Continuous-Time Gaussian Process Motion-Compensation for Event-vision Pattern Tracking with Distance Fields

This work addresses the issue of motion compensation and pattern tracking in event camera data. An event camera generates asynchronous streams of events triggered independently by each of the pixels upon changes in the observed intensity. Providing great advantages in low-light and rapid-motion scenarios, such unconventional data present significant research challenges as traditional vision algorithms are not directly applicable to this sensing modality. The proposed method decomposes the tracking problem into a local SE(2) motion-compensation step followed by a homography registration of small motion-compensated event batches. The first component relies on Gaussian Process (GP) theory to model the continuous occupancy field of the events in the image plane and embed the camera trajectory in the covariance kernel function. In doing so, estimating the trajectory is done similarly to GP hyperparameter learning by maximising the log marginal likelihood of the data. The continuous occupancy fields are turned into distance fields and used as templates for homography-based registration. By benchmarking the proposed method against other state-of-the-art techniques, we show that our open-source implementation performs high-accuracy motion compensation and produces high-quality tracks in real-world scenarios.

Accurate Gaussian Process Distance Fields with applications to Echolocation and Mapping

This paper introduces a novel method to estimate distance fields from noisy point clouds using Gaussian Process (GP) regression. Distance fields, or distance functions, gained popularity for applications like point cloud registration, odometry, SLAM, path planning, shape reconstruction, etc. A distance field provides a continuous representation of the scene. It is defined as the shortest distance from any query point and the closest surface. The key concept of the proposed method is a reverting function used to turn a GP-inferred occupancy field into an accurate distance field. The reverting function is specific to the chosen GP kernel. This paper provides the theoretical derivation of the proposed method and its relationship to existing techniques. The improved accuracy compared with existing distance fields is demonstrated with extensive simulated experiments. The level of accuracy of the proposed approach allows for novel applications that rely on precise distance estimation. Thus, alongside 3D point cloud registration, this work presents echolocation and mapping frameworks using ultrasonic guided waves sensing metallic structures. These methods leverage the proposed distance field in physics-based models to simulate the signal propagation and compare it with the actual signal received. Both simulated and real-world experiments are conducted to demonstrate the soundness of these frameworks.

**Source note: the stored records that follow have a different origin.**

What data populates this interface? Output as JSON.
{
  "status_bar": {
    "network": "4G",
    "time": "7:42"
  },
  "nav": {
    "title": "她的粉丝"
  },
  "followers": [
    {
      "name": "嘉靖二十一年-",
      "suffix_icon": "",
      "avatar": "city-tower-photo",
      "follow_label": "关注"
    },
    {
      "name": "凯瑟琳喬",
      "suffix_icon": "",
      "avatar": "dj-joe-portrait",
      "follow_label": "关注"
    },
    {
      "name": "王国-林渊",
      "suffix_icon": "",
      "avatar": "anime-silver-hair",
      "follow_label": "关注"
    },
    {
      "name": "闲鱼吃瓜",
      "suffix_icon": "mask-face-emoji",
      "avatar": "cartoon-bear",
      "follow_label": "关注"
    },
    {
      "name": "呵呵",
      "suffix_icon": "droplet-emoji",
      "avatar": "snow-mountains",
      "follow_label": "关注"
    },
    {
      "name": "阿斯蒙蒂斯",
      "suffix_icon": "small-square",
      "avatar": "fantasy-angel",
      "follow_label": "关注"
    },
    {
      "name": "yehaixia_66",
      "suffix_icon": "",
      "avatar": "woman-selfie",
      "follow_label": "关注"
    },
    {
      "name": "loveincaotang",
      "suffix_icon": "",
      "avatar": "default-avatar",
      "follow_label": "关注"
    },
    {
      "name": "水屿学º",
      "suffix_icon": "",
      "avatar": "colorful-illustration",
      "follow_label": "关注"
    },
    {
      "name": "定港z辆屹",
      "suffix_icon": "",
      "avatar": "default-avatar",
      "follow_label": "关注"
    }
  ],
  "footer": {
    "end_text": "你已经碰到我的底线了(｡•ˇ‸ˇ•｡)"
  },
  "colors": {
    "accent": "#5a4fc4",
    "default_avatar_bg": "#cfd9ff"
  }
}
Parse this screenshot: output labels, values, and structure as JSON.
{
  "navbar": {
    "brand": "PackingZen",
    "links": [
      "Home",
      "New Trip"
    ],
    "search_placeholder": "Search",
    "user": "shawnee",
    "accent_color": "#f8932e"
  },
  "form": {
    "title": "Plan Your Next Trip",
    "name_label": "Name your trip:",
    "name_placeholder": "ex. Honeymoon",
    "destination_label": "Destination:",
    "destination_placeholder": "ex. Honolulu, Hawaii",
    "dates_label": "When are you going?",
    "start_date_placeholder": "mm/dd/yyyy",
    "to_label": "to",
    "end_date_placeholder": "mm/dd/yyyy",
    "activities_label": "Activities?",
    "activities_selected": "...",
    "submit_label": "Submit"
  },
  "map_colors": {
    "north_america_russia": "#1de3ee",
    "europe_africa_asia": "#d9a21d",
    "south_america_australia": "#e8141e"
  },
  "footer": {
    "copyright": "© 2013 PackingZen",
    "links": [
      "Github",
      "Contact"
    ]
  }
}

Guided Learning from Demonstration for Robust Transferability

Learning from demonstration (LfD) has the potential to greatly increase the applicability of robotic manipulators in modern industrial applications. Recent progress in LfD methods have put more emphasis in learning robustness than in guiding the demonstration itself in order to improve robustness. The latter is particularly important to consider when the target system reproducing the motion is structurally different to the demonstration system, as some demonstrated motions may not be reproducible. In light of this, this paper introduces a new guided learning from demonstration paradigm where an interactive graphical user interface (GUI) guides the user during demonstration, preventing them from demonstrating non-reproducible motions. The key aspect of our approach is determining the space of reproducible motions based on a motion planning framework which finds regions in the task space where trajectories are guaranteed to be of bounded length. We evaluate our method on two different setups with a six-degree-of-freedom (DOF) UR5 as the target system. First our method is validated using a seven-DOF Sawyer as the demonstration system. Then an extensive user study is carried out where several participants are asked to demonstrate, with and without guidance, a mock weld task using a hand held tool tracked by a VICON system. With guidance users were able to always carry out the task successfully in comparison to only 44% of the time without guidance.